In the real world, the spirit of the law always supersedes its letter—the intent is more important than the code. In this case, the intent of the attacker was made clear in the mood of the token holders: they were angry; they believed they’d been wronged. They wanted their money back. But whom were they going to sue? There was no designated owner of this enterprise. They were all equal members of a decentralized system with no one in charge. As many lawyers argued, however, the law will always find a way to get around that problem. The law will seek out and find someone to hold responsible. And in this case those most likely to be fingered were the Slock.it team and various Ethereum founders and developers who’d encouraged and promoted The DAO. Even if they could avoid legal consequences, their reputations, and that of the system they supported, were on the line.

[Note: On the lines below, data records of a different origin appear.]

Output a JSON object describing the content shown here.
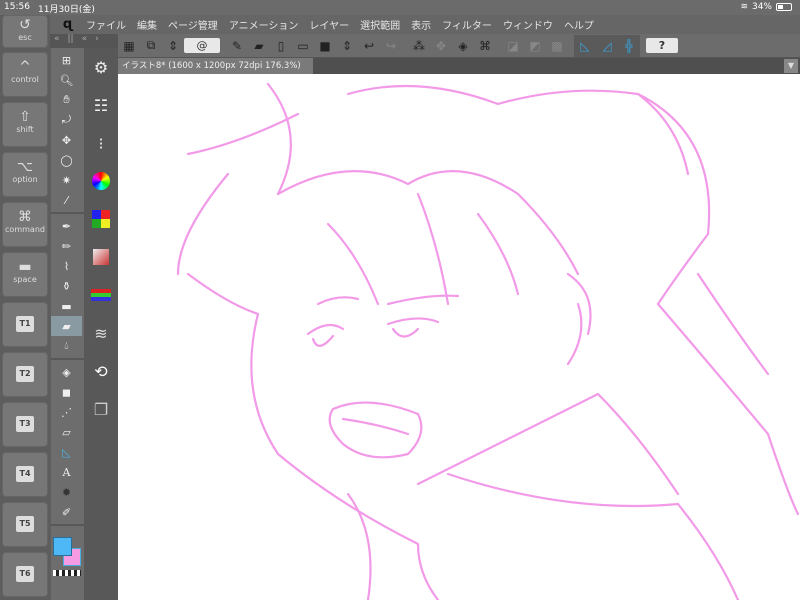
{
  "status": {
    "time": "15:56",
    "date": "11月30日(金)",
    "battery": "34%",
    "battery_level": 0.34
  },
  "keys": [
    {
      "glyph": "↺",
      "label": "esc"
    },
    {
      "glyph": "^",
      "label": "control"
    },
    {
      "glyph": "⇧",
      "label": "shift"
    },
    {
      "glyph": "⌥",
      "label": "option"
    },
    {
      "glyph": "⌘",
      "label": "command"
    },
    {
      "glyph": "▬",
      "label": "space"
    }
  ],
  "tkeys": [
    "T1",
    "T2",
    "T3",
    "T4",
    "T5",
    "T6"
  ],
  "menu": {
    "logo": "ɋ",
    "items": [
      "ファイル",
      "編集",
      "ページ管理",
      "アニメーション",
      "レイヤー",
      "選択範囲",
      "表示",
      "フィルター",
      "ウィンドウ",
      "ヘルプ"
    ]
  },
  "panelbar": {
    "collapse_left": "«",
    "divider": "||",
    "collapse_left2": "«",
    "expand": "›"
  },
  "toolbar": {
    "help_label": "?"
  },
  "document": {
    "tab_title": "イラスト8* (1600 x 1200px 72dpi 176.3%)"
  },
  "colors": {
    "main": "#4db8f5",
    "sub": "#f59be3",
    "sketch": "#f29ae8"
  }
}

Sure enough, one year later, the law did take an interest. Conducting an investigation into the affair, the U.S. Securities and Exchange Commission ruled that the tokens that had been issued constituted unregistered securities and so would have been in breach of U.S. laws. To Slock.it’s inevitable relief, the SEC decided not to pursue charges, but the press release explaining its decision was a shot across the bow. Not only did it make clear that the growing number of crypto-token issuers needed to be wary of regulatory action, but it was also a reminder of how far-reaching are the jurisdictional powers of regulatory institutions that carry the weight of U.S. law behind them.

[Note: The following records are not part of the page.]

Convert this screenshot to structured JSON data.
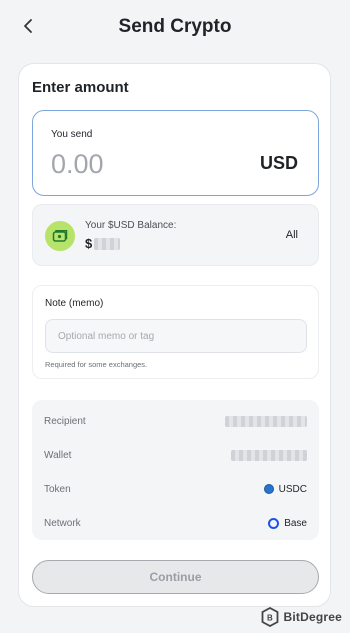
{
  "header": {
    "title": "Send Crypto",
    "back_icon": "chevron-left-icon"
  },
  "card": {
    "title": "Enter amount",
    "send": {
      "label": "You send",
      "amount": "0.00",
      "currency": "USD"
    },
    "balance": {
      "label": "Your $USD Balance:",
      "value_prefix": "$",
      "all_label": "All",
      "icon": "wallet-icon",
      "icon_bg": "#b7e36b"
    },
    "memo": {
      "label": "Note (memo)",
      "placeholder": "Optional memo or tag",
      "value": "",
      "help": "Required for some exchanges."
    },
    "details": {
      "rows": [
        {
          "label": "Recipient"
        },
        {
          "label": "Wallet"
        },
        {
          "label": "Token",
          "value": "USDC",
          "icon": "usdc-icon"
        },
        {
          "label": "Network",
          "value": "Base",
          "icon": "base-icon"
        }
      ]
    },
    "continue_label": "Continue"
  },
  "watermark": {
    "text": "BitDegree"
  },
  "colors": {
    "accent_border": "#7da5dd",
    "usdc": "#2775ca",
    "base": "#1b53f0"
  }
}
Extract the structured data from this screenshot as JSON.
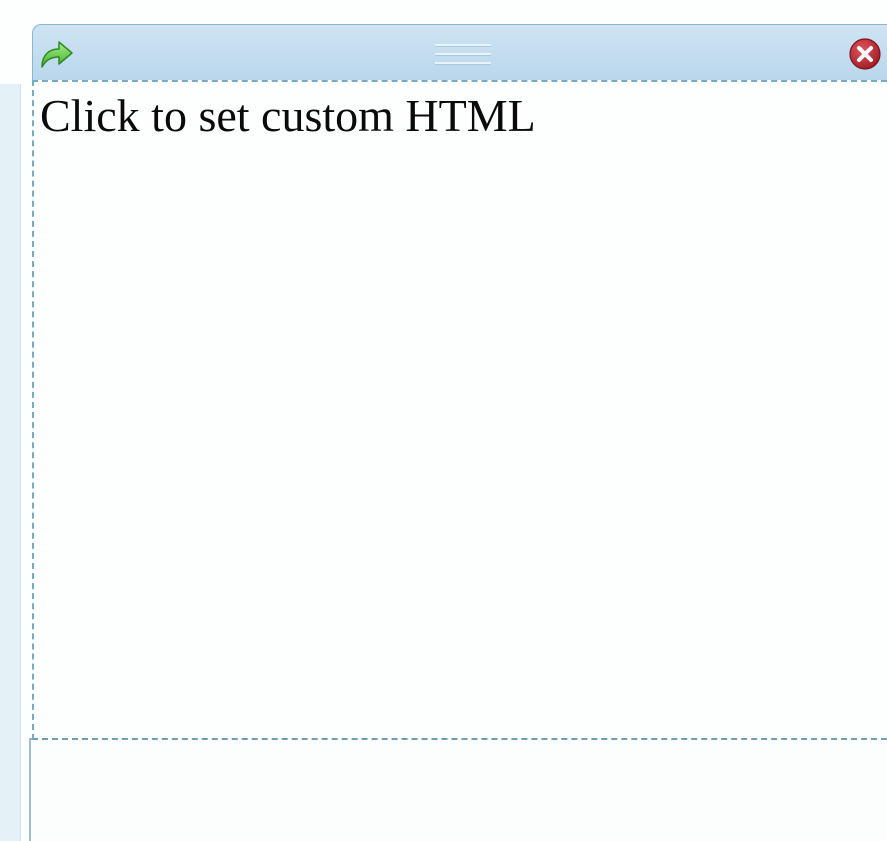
{
  "widget": {
    "content_text": "Click to set custom HTML"
  },
  "icons": {
    "restore": "green-arrow-icon",
    "drag": "drag-handle-icon",
    "close": "red-close-icon"
  },
  "colors": {
    "titlebar": "#c4ddef",
    "border": "#7aa9c2",
    "close": "#b0202a",
    "arrow": "#5bc93f"
  }
}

A related matter is the question of how to incorporate relationships of human trust into a blockchain. Bitcoin purists believe that users need not trust anyone with whom they enter into a transfer of bitcoin currency. The record of their transactions is generated according to a distributed software program that no one controls, and when currency is transferred to other users, that exchange is verified by a decentralized system that requires no “trusted third party’s” adjudication and has no need to identify the users. But in reality, Bitcoin users can’t get away from having to trust someone or something. For one, the payment is only one part of the transaction; there’s nothing in the software that ensures that the merchant delivers the goods or services offered in return. Bitcoin users also must trust that data being input into the record is reliable. How do you know the smartphone or PC you are using to give instructions to the Bitcoin network hasn’t been compromised? How do you know that when you are typing “6f7Hl92ej” on your keyboard, those characters are the ones being conveyed to the Bitcoin network? We have little choice but to trust that Apple, Samsung, and other manufacturers are using strict supply-chain monitoring systems to ensure that attackers haven’t put malware into the chips. This is not to sound paranoid, because the fact is that, even in the face of constant cyberbreaches, we all choose to trust our computers. But it is to say that it’s inaccurate, and a little naïve, to think that blockchain systems operate within what some in the cryptographic community describe as a state of “trustlessness.”